Pour les chercheurs en épidémiologie, c’est le mystère de l’été. Que s’est-il donc passé dans le Missouri, cet Etat américain où a été hospitalisée, le 22 août, la première personne infectée par la grippe aviaire H5N1 sans aucun contact avéré avec un animal malade aux Etats-Unis ? Alors qu’une épizootie – c’est-à-dire une épidémie frappant les animaux – sévit depuis six mois parmi les cheptels de vaches laitières dans les fermes américaines, treize personnes avaient été contaminées par ce virus H5N1, dont quatre ouvriers agricoles en contact avec des vaches laitières malades – une première mondiale – et neuf personnes travaillant dans des élevages de volailles. Ce nouveau cas laisse planer la menace d’une possible contamination entre humains, ce qui serait le premier pas vers une éventuelle pandémie.
L’enjeu est donc de taille, mais les premiers éléments qui ont filtré, depuis plus d’un mois, de l’enquête épidémiologique autour de ce cas sont rares et parcellaires, communiqués par un bulletin mis en ligne tous les vendredis sur le site Internet de l’agence gouvernementale américaine des Centers for Disease Control (CDC).
Lors des trois dernières semaines, on y a appris successivement la contamination de cette personne, le fait que quelqu’un partageant son logement avait développé des symptômes grippaux au même moment – mais n’avait pas été testé ; qu’un soignant ayant pris en charge le premier cas était également tombé malade, mais présentait un test PCR négatif à la grippe, et enfin que cinq autres soignants avaient développé de légers symptômes respiratoires sans pour autant réaliser de test.
Des données incomplètes
Ces premières remontées de terrain de ce qui constitue l’une des enquêtes épidémiologiques les plus suivies au monde sont étonnamment incomplètes. « S’agit-il seulement d’un problème dans la façon de communiquer des autorités sanitaires américaines ou d’un vrai manque de réactivité ? », s’interroge Thierry Lefrançois, vétérinaire au Centre de coopération internationale en recherche agronomique pour le développement. « Les formulations utilisées me surprennent, comme s’il n’y avait pas de mesure de santé publique prise », ajoute le spécialiste, qui, malgré son appartenance au comité de veille et d’anticipation des risques sanitaires, ne parvient pas à obtenir plus d’informations de la part des CDC.

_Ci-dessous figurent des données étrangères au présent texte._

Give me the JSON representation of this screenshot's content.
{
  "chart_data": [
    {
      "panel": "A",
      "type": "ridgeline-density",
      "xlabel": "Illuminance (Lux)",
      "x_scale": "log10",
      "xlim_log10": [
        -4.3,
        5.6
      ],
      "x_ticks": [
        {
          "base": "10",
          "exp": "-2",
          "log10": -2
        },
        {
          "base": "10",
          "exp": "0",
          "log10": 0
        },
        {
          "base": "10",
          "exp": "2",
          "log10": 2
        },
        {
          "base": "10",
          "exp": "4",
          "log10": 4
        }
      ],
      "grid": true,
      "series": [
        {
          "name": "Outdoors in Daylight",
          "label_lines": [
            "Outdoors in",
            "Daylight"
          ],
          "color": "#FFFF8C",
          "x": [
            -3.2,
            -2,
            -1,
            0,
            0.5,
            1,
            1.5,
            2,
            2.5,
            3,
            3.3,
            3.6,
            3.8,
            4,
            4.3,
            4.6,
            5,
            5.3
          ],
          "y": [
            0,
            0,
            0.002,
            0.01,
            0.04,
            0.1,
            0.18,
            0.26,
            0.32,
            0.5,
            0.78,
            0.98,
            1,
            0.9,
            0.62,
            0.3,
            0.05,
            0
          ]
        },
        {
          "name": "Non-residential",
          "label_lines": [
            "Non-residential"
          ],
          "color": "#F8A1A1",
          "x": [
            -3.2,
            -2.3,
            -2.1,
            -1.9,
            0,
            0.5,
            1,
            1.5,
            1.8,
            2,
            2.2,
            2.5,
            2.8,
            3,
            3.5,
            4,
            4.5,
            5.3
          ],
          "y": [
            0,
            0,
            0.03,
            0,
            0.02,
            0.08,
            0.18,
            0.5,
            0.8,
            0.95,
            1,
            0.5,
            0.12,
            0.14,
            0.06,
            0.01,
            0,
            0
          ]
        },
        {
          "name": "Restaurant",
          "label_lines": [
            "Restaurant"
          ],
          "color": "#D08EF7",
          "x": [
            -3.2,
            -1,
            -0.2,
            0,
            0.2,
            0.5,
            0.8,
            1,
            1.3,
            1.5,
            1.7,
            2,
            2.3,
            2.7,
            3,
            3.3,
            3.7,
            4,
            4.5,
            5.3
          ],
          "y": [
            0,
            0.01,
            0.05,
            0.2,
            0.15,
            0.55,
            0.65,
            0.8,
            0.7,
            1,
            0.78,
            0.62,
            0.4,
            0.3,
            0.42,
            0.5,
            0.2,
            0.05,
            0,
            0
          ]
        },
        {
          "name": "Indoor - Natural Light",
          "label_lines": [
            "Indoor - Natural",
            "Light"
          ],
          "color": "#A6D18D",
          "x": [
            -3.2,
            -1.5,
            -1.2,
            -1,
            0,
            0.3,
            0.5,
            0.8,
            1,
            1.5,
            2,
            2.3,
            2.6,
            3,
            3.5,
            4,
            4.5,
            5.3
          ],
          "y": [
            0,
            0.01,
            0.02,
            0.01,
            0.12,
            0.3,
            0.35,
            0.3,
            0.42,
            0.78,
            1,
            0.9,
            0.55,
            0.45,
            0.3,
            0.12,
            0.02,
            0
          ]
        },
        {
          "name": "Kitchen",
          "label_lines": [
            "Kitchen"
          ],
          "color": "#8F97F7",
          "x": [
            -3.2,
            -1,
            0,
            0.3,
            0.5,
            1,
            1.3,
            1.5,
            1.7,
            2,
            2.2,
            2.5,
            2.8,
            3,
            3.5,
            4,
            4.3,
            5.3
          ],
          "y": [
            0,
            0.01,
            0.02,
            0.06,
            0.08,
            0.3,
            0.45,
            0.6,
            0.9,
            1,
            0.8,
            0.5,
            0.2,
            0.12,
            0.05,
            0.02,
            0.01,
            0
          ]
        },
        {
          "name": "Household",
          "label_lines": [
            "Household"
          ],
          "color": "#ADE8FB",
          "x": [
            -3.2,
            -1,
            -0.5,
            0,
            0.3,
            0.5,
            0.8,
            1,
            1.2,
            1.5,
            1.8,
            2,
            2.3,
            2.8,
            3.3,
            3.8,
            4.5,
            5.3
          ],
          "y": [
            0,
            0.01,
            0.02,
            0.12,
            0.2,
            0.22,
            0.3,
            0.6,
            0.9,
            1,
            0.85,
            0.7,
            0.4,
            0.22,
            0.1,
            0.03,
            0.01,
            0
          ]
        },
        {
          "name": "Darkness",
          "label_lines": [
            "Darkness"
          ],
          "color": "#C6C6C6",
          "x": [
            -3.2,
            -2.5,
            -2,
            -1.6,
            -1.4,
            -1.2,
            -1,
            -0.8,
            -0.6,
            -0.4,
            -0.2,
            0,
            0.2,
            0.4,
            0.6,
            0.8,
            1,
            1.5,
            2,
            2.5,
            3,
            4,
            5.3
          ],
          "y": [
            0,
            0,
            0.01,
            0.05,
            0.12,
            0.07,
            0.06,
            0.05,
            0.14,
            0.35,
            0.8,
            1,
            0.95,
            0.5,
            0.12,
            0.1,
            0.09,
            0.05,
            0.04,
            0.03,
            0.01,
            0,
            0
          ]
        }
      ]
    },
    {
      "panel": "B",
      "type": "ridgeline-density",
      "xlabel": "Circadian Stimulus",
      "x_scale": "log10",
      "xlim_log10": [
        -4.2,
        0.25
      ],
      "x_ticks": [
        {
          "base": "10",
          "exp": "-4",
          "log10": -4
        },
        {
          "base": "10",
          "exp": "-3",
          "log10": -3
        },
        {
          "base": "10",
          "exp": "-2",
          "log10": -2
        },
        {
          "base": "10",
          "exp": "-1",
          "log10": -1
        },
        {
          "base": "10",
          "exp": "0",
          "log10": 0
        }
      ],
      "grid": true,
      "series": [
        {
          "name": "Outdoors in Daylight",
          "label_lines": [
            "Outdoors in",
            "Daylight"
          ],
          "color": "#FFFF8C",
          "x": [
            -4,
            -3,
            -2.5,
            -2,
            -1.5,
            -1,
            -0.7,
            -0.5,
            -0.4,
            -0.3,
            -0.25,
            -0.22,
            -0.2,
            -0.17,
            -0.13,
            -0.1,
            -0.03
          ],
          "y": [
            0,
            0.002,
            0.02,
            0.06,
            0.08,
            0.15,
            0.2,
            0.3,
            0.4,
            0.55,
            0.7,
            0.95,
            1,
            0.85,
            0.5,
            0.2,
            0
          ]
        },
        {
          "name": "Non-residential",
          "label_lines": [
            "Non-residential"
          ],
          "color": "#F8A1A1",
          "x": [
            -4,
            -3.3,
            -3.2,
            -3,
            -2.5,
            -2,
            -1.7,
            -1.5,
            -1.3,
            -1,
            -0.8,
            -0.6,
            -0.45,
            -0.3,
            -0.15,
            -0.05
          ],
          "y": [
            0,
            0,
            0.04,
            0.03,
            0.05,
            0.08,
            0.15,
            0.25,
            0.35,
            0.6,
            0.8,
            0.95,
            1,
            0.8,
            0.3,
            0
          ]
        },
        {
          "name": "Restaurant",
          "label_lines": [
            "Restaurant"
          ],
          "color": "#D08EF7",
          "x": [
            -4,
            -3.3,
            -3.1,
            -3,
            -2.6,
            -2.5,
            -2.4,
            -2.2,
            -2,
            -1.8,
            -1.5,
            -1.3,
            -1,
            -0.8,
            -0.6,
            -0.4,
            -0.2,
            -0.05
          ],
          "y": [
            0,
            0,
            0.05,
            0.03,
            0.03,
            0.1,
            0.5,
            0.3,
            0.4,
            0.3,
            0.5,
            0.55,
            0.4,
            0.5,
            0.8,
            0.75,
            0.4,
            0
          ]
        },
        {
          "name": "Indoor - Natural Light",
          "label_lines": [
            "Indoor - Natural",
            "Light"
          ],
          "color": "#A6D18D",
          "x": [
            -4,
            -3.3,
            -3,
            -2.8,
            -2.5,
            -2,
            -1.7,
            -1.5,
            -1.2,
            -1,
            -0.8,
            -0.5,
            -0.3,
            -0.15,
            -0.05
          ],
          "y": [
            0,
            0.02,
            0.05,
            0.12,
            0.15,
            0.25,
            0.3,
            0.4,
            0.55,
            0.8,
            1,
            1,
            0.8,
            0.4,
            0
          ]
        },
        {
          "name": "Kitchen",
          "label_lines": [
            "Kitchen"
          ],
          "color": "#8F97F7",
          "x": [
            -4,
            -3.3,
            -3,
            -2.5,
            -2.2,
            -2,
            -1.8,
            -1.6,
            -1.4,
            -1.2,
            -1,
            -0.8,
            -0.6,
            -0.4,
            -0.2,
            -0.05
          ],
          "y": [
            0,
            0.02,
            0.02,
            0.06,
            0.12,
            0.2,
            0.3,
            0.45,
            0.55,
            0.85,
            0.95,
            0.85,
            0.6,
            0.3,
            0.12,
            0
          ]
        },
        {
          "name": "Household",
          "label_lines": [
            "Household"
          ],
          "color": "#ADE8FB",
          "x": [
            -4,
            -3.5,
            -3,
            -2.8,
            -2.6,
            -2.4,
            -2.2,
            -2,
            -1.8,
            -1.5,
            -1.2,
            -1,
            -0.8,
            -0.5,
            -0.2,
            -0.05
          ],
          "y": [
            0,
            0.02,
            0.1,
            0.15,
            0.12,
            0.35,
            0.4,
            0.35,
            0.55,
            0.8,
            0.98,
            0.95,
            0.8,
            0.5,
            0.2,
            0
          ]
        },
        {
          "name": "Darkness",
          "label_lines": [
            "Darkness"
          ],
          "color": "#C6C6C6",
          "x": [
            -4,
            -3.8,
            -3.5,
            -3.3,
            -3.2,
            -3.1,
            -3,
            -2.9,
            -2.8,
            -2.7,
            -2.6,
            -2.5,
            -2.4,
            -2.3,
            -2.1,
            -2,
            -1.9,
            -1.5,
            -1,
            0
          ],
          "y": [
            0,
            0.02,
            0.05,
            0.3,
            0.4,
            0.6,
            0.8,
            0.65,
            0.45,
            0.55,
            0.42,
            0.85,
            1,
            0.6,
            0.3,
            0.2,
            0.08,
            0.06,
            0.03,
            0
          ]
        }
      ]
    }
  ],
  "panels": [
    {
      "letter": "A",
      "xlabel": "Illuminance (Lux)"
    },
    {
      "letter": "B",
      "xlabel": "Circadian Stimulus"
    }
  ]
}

Dans son bulletin du 27 septembre, l’agence gouvernementale américaine pour la santé précise que des échantillons sanguins ont été prélevés auprès des cinq soignants qui n’avaient pas effectué de test PCR afin de réaliser des sérologies, des tests consistant à rechercher la présence d’anticorps spécifiques à une infection de la grippe, qui joueraient le rôle de témoins d’une infection passée. Les résultats des tests du cas positif sont en attente depuis des semaines. « Ce genre d’analyses prend au maximum une journée, on peut se demander pourquoi cela n’avance pas plus vite », souligne Thierry Lefrançois, qui précise qu’un test négatif n’est pas une preuve suffisante de l’absence d’infection. En toute logique, il faudrait examiner la sérologie de tous les contacts étroits, y compris ceux qui n’ont signalé aucun symptôme.